Endlessly beautiful division, ugliness redeemed by fractals, and crooning the work ethic away: 3 cleansing animations

Our end-of-week, moving-image club starts up again, this time with three animations (so, no tedious space-time constraints here) that riff on eternal and timely themes - in abstract, monstrous and retro styles.

Above - and best enjoyed if you click the expand button - is the latest abstract video trip commissioned by the digital musician Max Cooper (see his archive of previous audio-visual artworks here). The above is a collaboration with Maxime Causeret. Blurb:

MAX: The new album project is full of scores to infinite visualisations, so it needed some spacey synth noodlings to match. It's the first time I've made a live improvised piece of music, it gives it a different feel, less precise arrangement, constant patch morphing and more flow. Something to get lost in hopefully. Myself on synths, Six Sigma on bassline, and Adam Betts on drums. I added some detailing later and the big retro snare etc, but the core synth and basslines that run throughout came from that initial jam session.

The track is called 'Parting Ways', and is set to a video sequence by the awesome Maxime Causeret, telling the story of creation via endless division.

MAXIME: I've tried to start from a very simple element a box and make it split again and again in order to create more complex structures. It ends up to the universe splitting into multiverses that loops back to this box splitting and splitting again, in an infinite loop.

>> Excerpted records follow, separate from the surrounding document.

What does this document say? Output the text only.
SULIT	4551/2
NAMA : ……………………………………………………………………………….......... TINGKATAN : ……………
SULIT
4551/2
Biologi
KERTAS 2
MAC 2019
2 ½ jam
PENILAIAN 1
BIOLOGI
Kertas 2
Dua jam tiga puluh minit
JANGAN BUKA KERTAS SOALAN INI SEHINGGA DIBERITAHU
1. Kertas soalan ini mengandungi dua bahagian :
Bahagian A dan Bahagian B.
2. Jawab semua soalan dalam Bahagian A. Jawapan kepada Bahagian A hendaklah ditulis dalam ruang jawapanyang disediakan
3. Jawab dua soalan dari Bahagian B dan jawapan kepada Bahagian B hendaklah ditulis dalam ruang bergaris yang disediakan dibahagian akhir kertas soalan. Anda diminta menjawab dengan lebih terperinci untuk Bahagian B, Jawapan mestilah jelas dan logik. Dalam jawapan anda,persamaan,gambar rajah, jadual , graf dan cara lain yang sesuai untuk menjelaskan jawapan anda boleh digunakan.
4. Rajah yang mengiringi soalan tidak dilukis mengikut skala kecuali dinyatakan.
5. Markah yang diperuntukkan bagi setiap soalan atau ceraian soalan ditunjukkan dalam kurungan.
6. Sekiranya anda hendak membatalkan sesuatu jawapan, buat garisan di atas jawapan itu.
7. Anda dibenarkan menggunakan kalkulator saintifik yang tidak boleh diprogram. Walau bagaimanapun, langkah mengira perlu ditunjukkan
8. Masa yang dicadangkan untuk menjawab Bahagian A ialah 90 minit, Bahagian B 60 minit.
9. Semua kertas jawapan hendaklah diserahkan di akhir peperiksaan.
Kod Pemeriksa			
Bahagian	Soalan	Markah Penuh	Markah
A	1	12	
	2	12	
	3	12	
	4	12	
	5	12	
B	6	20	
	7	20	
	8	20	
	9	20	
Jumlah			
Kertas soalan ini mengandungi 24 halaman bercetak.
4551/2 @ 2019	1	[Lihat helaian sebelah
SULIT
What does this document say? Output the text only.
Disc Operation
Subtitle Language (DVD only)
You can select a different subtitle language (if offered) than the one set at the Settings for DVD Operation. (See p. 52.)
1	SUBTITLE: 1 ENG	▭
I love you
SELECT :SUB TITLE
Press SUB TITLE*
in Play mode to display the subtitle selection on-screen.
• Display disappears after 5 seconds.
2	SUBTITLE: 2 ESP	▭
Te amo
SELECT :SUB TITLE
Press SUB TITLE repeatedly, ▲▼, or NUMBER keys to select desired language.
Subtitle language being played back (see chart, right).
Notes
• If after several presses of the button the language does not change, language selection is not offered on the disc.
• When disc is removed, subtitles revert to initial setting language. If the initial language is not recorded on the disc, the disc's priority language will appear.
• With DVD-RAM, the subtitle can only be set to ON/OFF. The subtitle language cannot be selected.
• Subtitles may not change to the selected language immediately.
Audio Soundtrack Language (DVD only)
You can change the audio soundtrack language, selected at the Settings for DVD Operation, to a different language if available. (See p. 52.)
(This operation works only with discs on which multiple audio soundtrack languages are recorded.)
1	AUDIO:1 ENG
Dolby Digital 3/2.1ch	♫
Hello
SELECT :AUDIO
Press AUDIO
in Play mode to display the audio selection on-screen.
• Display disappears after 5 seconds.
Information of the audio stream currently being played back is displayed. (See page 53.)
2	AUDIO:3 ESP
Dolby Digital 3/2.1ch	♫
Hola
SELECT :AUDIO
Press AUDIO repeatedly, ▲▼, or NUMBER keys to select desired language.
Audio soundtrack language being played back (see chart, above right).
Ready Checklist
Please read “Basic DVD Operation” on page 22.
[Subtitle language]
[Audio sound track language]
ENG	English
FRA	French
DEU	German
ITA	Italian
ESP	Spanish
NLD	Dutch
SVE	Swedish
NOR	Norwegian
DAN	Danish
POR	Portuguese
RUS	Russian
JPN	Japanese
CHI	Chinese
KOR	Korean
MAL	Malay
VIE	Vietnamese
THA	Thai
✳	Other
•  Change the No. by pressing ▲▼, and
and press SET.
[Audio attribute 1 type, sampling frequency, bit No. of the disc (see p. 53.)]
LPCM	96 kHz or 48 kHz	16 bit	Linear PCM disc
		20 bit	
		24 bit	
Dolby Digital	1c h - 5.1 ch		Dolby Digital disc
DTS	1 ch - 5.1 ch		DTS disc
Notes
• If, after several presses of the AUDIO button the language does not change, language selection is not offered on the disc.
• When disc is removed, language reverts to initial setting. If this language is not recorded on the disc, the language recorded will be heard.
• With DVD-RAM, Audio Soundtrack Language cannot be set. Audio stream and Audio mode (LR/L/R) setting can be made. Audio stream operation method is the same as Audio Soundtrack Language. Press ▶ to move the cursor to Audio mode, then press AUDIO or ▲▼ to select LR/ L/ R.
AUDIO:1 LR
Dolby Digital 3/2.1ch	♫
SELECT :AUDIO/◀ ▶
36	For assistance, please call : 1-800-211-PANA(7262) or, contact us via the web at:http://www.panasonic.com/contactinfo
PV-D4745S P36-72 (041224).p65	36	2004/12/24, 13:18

From Vimeo’s blog on Nikita Diakur’s beautifully monstrous broken simulation, “Ugly

When watching a film as unique as ‘Ugly’, it is logical to wonder about the genesis of such a project. Ironically, for Diakur, it came from a place of having no ideas. After a year of searching for the perfect film concept, he was desperate for inspiration and took a literal approach by typing exactly what he was looking for into Google: “inspiration”.

Web pages of inspirational quotes popped up and as Diakur traveled down this internet wormhole, he stumbled upon a video that told the story of an ugly cat that despite its appearance and mistreatment, always offered affection to others.

Diakur admits that the inspirational message of the video “somehow got lost in the intensely sentimental narration, which I found quite interesting. It was not the perfect film idea, but it was enough to get started.” As Diakur started, he used this ugly cat’s story as a foundation to reveal the theme ugly versus beautiful with an idiosyncratic approach that has just as much to say narratively, as it does stylistically.

From Creative Review (PDF copy):

As its title would suggest, The Divine Comedy’s 12th studio album Office Politics broaches the theme of the workplace, with a particular focus on the increasing presence of machines and technology. The double LP was released earlier this year, and now has a two-part music video to go with it.

The visuals are the work of Mathieu Persan, who did all of the storyboarding and illustrations, and Maeva Pensivy, who took care of the animation. Persan first crossed paths with The Divine Comedy back in 2017. The band was doing a three-night run at the Folies Bergère in Paris, which was exhibiting some of Persan’s personal collection of posters that he’d designed for The Divine Comedy.

The new video is split in two halves: one for Infernal Machines, a growling glam-rock chant on the role and ubiquity of machines, the other for You’ll Never Work In This Town Again, a rejection of these systems set to a salsa rhythm.